PlainMeds provides educational information only. This is not medical advice. Always consult your doctor or pharmacist.

Methodology & Data Sources

How we collect, process, and present medication information.

Data Sources

Every piece of information on PlainMeds comes from official, publicly available FDA databases. We use three primary sources, all retrieved via the openFDA API at open.fda.gov and FDA bulk download services:

  • FDA Drug Labels (SPL — Structured Product Labeling): The full official labeling that pharmaceutical manufacturers submit to the FDA. This is the same information your pharmacist reads, covering indications, dosage, warnings, contraindications, drug interactions, and adverse reactions.
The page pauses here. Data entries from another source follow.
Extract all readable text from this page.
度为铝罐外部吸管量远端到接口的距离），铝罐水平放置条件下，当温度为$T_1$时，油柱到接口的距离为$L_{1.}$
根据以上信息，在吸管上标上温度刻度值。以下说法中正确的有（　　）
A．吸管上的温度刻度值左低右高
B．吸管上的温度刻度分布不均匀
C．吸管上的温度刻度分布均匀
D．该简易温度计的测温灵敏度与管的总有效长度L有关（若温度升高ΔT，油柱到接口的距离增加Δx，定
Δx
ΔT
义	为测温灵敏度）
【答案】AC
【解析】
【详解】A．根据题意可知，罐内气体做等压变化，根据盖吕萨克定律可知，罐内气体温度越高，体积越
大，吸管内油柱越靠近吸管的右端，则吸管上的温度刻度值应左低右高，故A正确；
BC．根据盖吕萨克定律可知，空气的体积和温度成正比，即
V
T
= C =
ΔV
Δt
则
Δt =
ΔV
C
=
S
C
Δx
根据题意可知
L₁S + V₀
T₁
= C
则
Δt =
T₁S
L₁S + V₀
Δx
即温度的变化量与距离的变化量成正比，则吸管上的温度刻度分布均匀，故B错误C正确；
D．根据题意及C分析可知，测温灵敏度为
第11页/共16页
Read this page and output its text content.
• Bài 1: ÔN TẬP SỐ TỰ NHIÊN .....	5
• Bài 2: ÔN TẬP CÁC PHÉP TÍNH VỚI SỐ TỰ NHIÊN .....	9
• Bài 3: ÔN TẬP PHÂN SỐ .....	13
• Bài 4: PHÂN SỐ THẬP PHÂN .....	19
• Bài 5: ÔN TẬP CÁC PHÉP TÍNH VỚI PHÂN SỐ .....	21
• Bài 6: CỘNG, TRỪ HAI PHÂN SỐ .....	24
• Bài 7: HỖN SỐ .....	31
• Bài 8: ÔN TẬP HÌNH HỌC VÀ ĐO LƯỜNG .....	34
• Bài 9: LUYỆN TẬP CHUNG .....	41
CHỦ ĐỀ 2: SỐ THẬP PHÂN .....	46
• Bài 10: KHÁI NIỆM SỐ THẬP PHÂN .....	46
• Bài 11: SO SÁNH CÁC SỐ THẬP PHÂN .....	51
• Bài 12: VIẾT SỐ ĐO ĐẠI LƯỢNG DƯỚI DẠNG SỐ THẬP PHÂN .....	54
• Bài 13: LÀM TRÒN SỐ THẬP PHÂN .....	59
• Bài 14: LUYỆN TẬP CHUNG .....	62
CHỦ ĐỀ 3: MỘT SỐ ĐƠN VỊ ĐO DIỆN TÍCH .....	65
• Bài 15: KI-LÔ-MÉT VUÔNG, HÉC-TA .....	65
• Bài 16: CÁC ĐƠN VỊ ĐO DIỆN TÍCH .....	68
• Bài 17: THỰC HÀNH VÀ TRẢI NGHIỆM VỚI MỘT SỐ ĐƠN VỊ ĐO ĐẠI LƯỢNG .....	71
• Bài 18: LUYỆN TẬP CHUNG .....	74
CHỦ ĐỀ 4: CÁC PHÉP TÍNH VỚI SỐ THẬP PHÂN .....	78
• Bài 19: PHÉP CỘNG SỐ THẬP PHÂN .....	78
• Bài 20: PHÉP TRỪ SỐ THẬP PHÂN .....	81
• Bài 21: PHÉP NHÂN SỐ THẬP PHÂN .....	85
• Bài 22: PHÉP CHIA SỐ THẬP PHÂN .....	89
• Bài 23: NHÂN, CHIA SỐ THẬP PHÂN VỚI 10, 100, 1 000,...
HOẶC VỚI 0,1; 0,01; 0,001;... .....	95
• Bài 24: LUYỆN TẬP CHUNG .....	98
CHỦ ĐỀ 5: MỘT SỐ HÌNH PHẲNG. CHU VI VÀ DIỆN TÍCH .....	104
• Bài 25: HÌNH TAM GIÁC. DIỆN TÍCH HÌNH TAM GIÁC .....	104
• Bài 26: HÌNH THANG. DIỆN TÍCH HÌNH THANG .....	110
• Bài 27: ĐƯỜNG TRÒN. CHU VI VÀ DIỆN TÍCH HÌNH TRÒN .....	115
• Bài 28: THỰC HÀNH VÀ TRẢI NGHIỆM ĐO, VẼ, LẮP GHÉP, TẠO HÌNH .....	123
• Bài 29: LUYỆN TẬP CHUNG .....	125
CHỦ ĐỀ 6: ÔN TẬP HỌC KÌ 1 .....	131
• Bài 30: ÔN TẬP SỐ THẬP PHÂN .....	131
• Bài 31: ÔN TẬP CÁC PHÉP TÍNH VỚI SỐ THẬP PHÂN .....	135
Source: FDA Structured Product Labeling Resources + NLM DailyMed.
  • FDA Adverse Event Reporting System (FAERS): Real-world reports of adverse events submitted by healthcare professionals, patients, and manufacturers. We use aggregated FAERS data to show which side effects are reported most frequently in post-market surveillance. Source: FDA FAERS Public Dashboard.
  • FDA Drug Enforcement Reports: Official recall and enforcement actions from the FDA. We track active recalls so users can check whether any of their medications have been affected. Source: FDA Recalls, Market Withdrawals, & Safety Alerts.

Processing Pipeline

We download FDA drug label data from the openFDA API and bulk data files. Our ETL pipeline:

  • Extracts structured sections from SPL XML files (warnings, indications, dosage, interactions)
  • Applies editorial plain-language simplification to translate complex medical language into plain English
  • Joins drug records with FAERS adverse event counts by application number
  • Links active recall records to drug entries where matching brand or generic names are found
  • Indexes all drugs by brand name, generic name, and active ingredient for search

The AI simplification process is used for plain-language summaries only. All factual content — warnings, dosages, contraindications — is taken directly from official FDA labeling without modification.

FAERS Data Interpretation

FAERS adverse event reports are submitted voluntarily and represent reports received by the FDA, not confirmed causal relationships. The presence of a drug in FAERS reports does not mean the drug caused the reported event. FAERS data is used for hypothesis generation and signal detection, not to establish drug safety conclusions. Reporting rates may be influenced by media attention, drug popularity, and healthcare professional awareness.

Data Vintage and Update Frequency

FDA drug label data is updated continuously as manufacturers submit new or revised Structured Product Labeling to the FDA. The openFDA API reflects these submissions with minimal delay. FAERS adverse event data is published quarterly by the FDA, with each release covering the most recent complete quarter. Drug enforcement and recall data is updated as the FDA issues new enforcement actions. PlainMeds refreshes its database periodically to incorporate new drug labels, updated FAERS data, and current recall status.

Accuracy Commitment

PlainMeds reproduces FDA data exactly as published. All factual content — warnings, dosages, contraindications, drug interactions, and adverse event counts — is taken directly from official FDA databases without modification. The editorial plain-language simplification process is applied exclusively to generate plain-language summaries that make complex medical terminology more accessible. These summaries are clearly presented as aids to understanding, while the underlying factual data remains unchanged from the FDA source. When drug label data is unavailable or incomplete for a particular medication, this is displayed transparently rather than estimated.

Limitations

  • Drug label information may not reflect the most recent label revision if the manufacturer's updated SPL has not yet been processed by the FDA or the openFDA system. Always consult your pharmacist or prescriber for current prescribing information.
  • FAERS counts reflect reports received by the FDA, not the rate of adverse events per population of users. More widely prescribed medications will naturally accumulate more reports, regardless of their actual safety profile.
  • Our plain-language summaries are aids to understanding complex medical language, not substitutes for professional medical advice or the full official drug label.
  • Not all medications available on the US market are in the FDA SPL database. Some older drugs, compounded medications, and over-the-counter products may not appear or may have limited label data.
  • PlainMeds is not affiliated with the FDA or any government agency.

Important Disclaimer

This site is for informational purposes only and does not provide medical advice. Nothing on PlainMeds constitutes a recommendation to use, discontinue, or alter any medication. Always consult your doctor, pharmacist, or qualified healthcare provider before making any decisions about your medications.